We determined the effects of varying the types and level of dietary fat and cholesterol on the increase in plasma total triacylglycerol concentrations after injection of Triton WR-1339, an inhibitor of lipoprotein lipase, into monkeys that had been subjected to an overnight fast. The monkeys that had been treated with Triton WR-1339 were then given a test meal by intragastric intubation. Dietary cholesterol, high levels of fat and saturated fat in the habitual diet reduced the rate of release of triacylglycerol to plasma in the fasted monkey. We also determined the changes in protein and lipid concentrations of the different lipoprotein fractions. The injection of Triton WR-1339 resulted in a linear increase with time in the concentration of protein and triacylglycerol in the very low density (chylomicron-free and d less than 1.006) lipoproteins, but there was an increase in the ratio of traicylglycerol to protein in that fraction. Most of the increase (96%) in very low density protein was in the B protein. Regardless of the habitual diet, a test meal accentuated the rate of triacylglycerol appearance in whole plasma and in the very low density lipoproteins of Triton WR-1339-treated monkeys, and the rate of increase of the protein component after feeding was slightly higher. Thus the administration of a meal to the fasted Triton WR-1339-treated squirrel monkey further increased the proportion of triacylglycerol in very low density lipoproteins. Although dietary cholesterol and saturated fat in the habitual diet depressed the rate of increase in very low density triacylglycerol during fasting, the rate of protein synthesis was not significantly affected. After administration of a test meal the rates of increase in triacylglycerol and protein in the very low density lipoproteins were similar for monkeys from the different diet groups.

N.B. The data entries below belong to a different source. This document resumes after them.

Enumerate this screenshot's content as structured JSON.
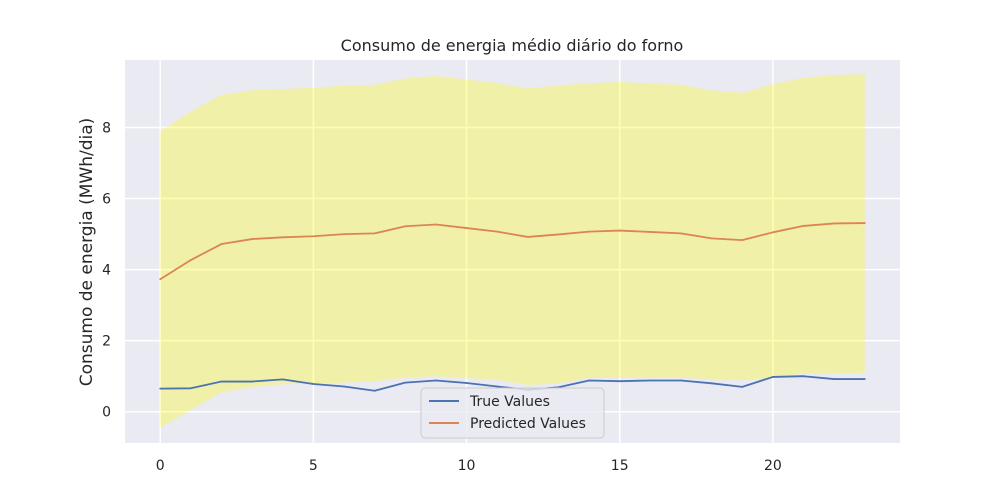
{
  "chart_data": {
    "type": "line",
    "title": "Consumo de energia médio diário do forno",
    "xlabel": "",
    "ylabel": "Consumo de energia (MWh/dia)",
    "xlim": [
      -1.15,
      24.15
    ],
    "ylim": [
      -0.88,
      9.9
    ],
    "x_ticks": [
      0,
      5,
      10,
      15,
      20
    ],
    "y_ticks": [
      0,
      2,
      4,
      6,
      8
    ],
    "grid": true,
    "legend_position": "bottom-center",
    "x": [
      0,
      1,
      2,
      3,
      4,
      5,
      6,
      7,
      8,
      9,
      10,
      11,
      12,
      13,
      14,
      15,
      16,
      17,
      18,
      19,
      20,
      21,
      22,
      23
    ],
    "series": [
      {
        "name": "True Values",
        "color": "#4c72b0",
        "values": [
          0.65,
          0.66,
          0.85,
          0.85,
          0.91,
          0.78,
          0.71,
          0.59,
          0.82,
          0.88,
          0.81,
          0.71,
          0.62,
          0.69,
          0.88,
          0.86,
          0.88,
          0.88,
          0.8,
          0.7,
          0.98,
          1.0,
          0.92,
          0.92
        ]
      },
      {
        "name": "Predicted Values",
        "color": "#dd8452",
        "values": [
          3.73,
          4.27,
          4.72,
          4.86,
          4.91,
          4.94,
          5.0,
          5.02,
          5.22,
          5.27,
          5.17,
          5.07,
          4.92,
          4.99,
          5.07,
          5.1,
          5.06,
          5.02,
          4.88,
          4.83,
          5.05,
          5.23,
          5.3,
          5.31
        ]
      }
    ],
    "interval": {
      "color": "#ffff00",
      "opacity": 0.3,
      "lower": [
        -0.45,
        0.05,
        0.55,
        0.7,
        0.77,
        0.8,
        0.82,
        0.85,
        0.97,
        1.0,
        0.95,
        0.9,
        0.75,
        0.8,
        0.95,
        0.95,
        0.95,
        0.95,
        0.92,
        0.89,
        0.95,
        1.08,
        1.08,
        1.1
      ],
      "upper": [
        7.9,
        8.45,
        8.92,
        9.05,
        9.08,
        9.12,
        9.18,
        9.2,
        9.38,
        9.45,
        9.35,
        9.25,
        9.1,
        9.18,
        9.25,
        9.28,
        9.24,
        9.2,
        9.05,
        8.98,
        9.22,
        9.4,
        9.48,
        9.5
      ]
    }
  }
}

Triton WR-1339 administration caused a slight and progressive increase in the intermediate density (d 1.006-1.019) lipoproteins and a marked and progressive decrease in the low density (d 1.019-1.063) lipoproteins. There was an immediate (by 5 min) drop of 70% or more in high density (d 1.063-1.21) lipoprotein protein, but the lipids except triacylglycerol remained unchanged. There was a decrease in both the A (the major fraction) and C proteins. The rates of very low density B protein secretion were comparable to the rates of low density lipoprotein catabolism that had been previously demonstrated for this species.